Safety First To Prevent Serious Climbing Accidents

I am sharing this story to reiterate how important climbing helmets are, and I hope that if one person reads this article and realizes the importance of helmets and becomes a helmet wearer, then at least something positive came out of my accident. The accident and the recovery were difficult and full of ups and downs. I thought that once I started climbing outside again, I would stop thinking about my accident, but I was wrong. I deal with the accident and its repercussions every day.

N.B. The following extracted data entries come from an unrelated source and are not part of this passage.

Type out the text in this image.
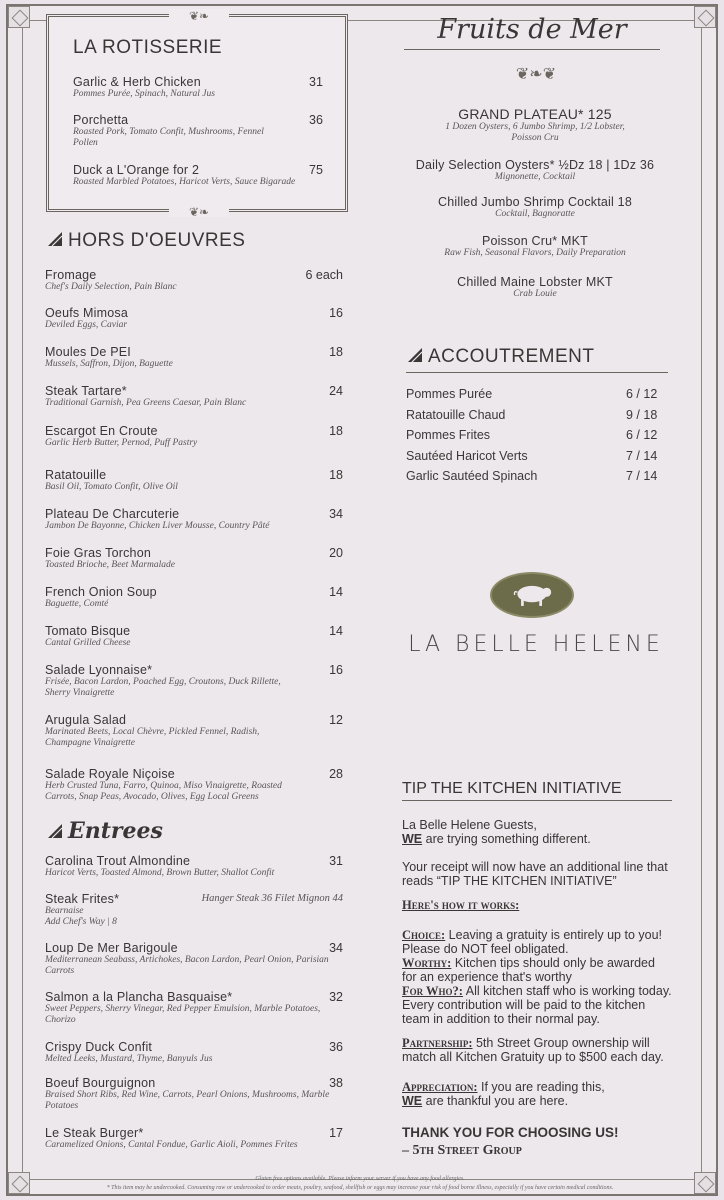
❦❧
LA ROTISSERIE
Garlic & Herb Chicken
Pommes Purée, Spinach, Natural Jus
31
Porchetta
Roasted Pork, Tomato Confit, Mushrooms, Fennel Pollen
36
Duck a L'Orange for 2
Roasted Marbled Potatoes, Haricot Verts, Sauce Bigarade
75
❦❧
HORS D'OEUVRES
Fromage
Chef's Daily Selection, Pain Blanc
6 each
Oeufs Mimosa
Deviled Eggs, Caviar
16
Moules De PEI
Mussels, Saffron, Dijon, Baguette
18
Steak Tartare*
Traditional Garnish, Pea Greens Caesar, Pain Blanc
24
Escargot En Croute
Garlic Herb Butter, Pernod, Puff Pastry
18
Ratatouille
Basil Oil, Tomato Confit, Olive Oil
18
Plateau De Charcuterie
Jambon De Bayonne, Chicken Liver Mousse, Country Pâté
34
Foie Gras Torchon
Toasted Brioche, Beet Marmalade
20
French Onion Soup
Baguette, Comté
14
Tomato Bisque
Cantal Grilled Cheese
14
Salade Lyonnaise*
Frisée, Bacon Lardon, Poached Egg, Croutons, Duck Rillette, Sherry Vinaigrette
16
Arugula Salad
Marinated Beets, Local Chèvre, Pickled Fennel, Radish, Champagne Vinaigrette
12
Salade Royale Niçoise
Herb Crusted Tuna, Farro, Quinoa, Miso Vinaigrette, Roasted Carrots, Snap Peas, Avocado, Olives, Egg Local Greens
28
Entrees
Carolina Trout Almondine
Haricot Verts, Toasted Almond, Brown Butter, Shallot Confit
31
Steak Frites*
Bearnaise
Add Chef's Way | 8
Hanger Steak 36 Filet Mignon 44
Loup De Mer Barigoule
Mediterranean Seabass, Artichokes, Bacon Lardon, Pearl Onion, Parisian Carrots
34
Salmon a la Plancha Basquaise*
Sweet Peppers, Sherry Vinegar, Red Pepper Emulsion, Marble Potatoes, Chorizo
32
Crispy Duck Confit
Melted Leeks, Mustard, Thyme, Banyuls Jus
36
Boeuf Bourguignon
Braised Short Ribs, Red Wine, Carrots, Pearl Onions, Mushrooms, Marble Potatoes
38
Le Steak Burger*
Caramelized Onions, Cantal Fondue, Garlic Aioli, Pommes Frites
17
Fruits de Mer
❦❧❦
GRAND PLATEAU* 125
1 Dozen Oysters, 6 Jumbo Shrimp, 1/2 Lobster, Poisson Cru
Daily Selection Oysters* ½Dz 18 | 1Dz 36
Mignonette, Cocktail
Chilled Jumbo Shrimp Cocktail 18
Cocktail, Bagnoratte
Poisson Cru* MKT
Raw Fish, Seasonal Flavors, Daily Preparation
Chilled Maine Lobster MKT
Crab Louie
ACCOUTREMENT
Pommes Purée	6 / 12
Ratatouille Chaud	9 / 18
Pommes Frites	6 / 12
Sautéed Haricot Verts	7 / 14
Garlic Sautéed Spinach	7 / 14
LA BELLE HELENE
TIP THE KITCHEN INITIATIVE
La Belle Helene Guests,
WE are trying something different.
Your receipt will now have an additional line that reads “TIP THE KITCHEN INITIATIVE”
Here's how it works:
Choice: Leaving a gratuity is entirely up to you! Please do NOT feel obligated.
Worthy: Kitchen tips should only be awarded for an experience that's worthy
For Who?: All kitchen staff who is working today. Every contribution will be paid to the kitchen team in addition to their normal pay.
Partnership: 5th Street Group ownership will match all Kitchen Gratuity up to $500 each day.
Appreciation: If you are reading this,
WE are thankful you are here.
THANK YOU FOR CHOOSING US!
– 5th Street Group
Gluten free options available. Please inform your server if you have any food allergies.
* This item may be undercooked. Consuming raw or undercooked to order meats, poultry, seafood, shellfish or eggs may increase your risk of food borne illness, especially if you have certain medical conditions.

The perception of helmets is not just an individual climber’s problem; it’s an industry-wide problem. Sport climbers are never photographed with helmets. Petzl, Black Diamond, CAMP and Mammut all make terrific helmets, but the sponsored sport climbers never wear them. Why? Who has to die before the entire industry will promote helmet use for all climbers?

The climbing helmets that are being made these days are light and comfortable. My current helmet and my favorite so far is one of Petzl’s newest helmets, the Sirocco. The helmet is made out of car bumper material, is extremely lightweight, and is the most comfortable helmet I have ever worn! Some climbing guides prefer the Sirocco due to its longevity. Petzl has other helmets, including the Elia, the women’s specific suspension helmet that has a cutout for a ponytail. I just tried on a Black Diamond Vapor, another lightweight, well-ventilated comfortable helmet that I am thinking about purchasing; Mammut, and CAMP are other companies that make phenomenal helmets.

The right helmet for you is the one you will wear. If it is comfortable, you will wear it, so get the best helmet for you and protect your brain!

Happy Climbing and Climb Safe! ~Sara

After graduating from college Sara Gillers started climbing. She has lived on the road for 14 months climbing full time. Her passion for climbing is evident in everything she does. Whether it is coaching children on MetroRock’s climbing team or adults, or running the non-profit Urban Peaks, or just climbing. Climbing is truly her life. Even after an accident that almost killed her she is still happiest on the rock, whether it be sport or trad.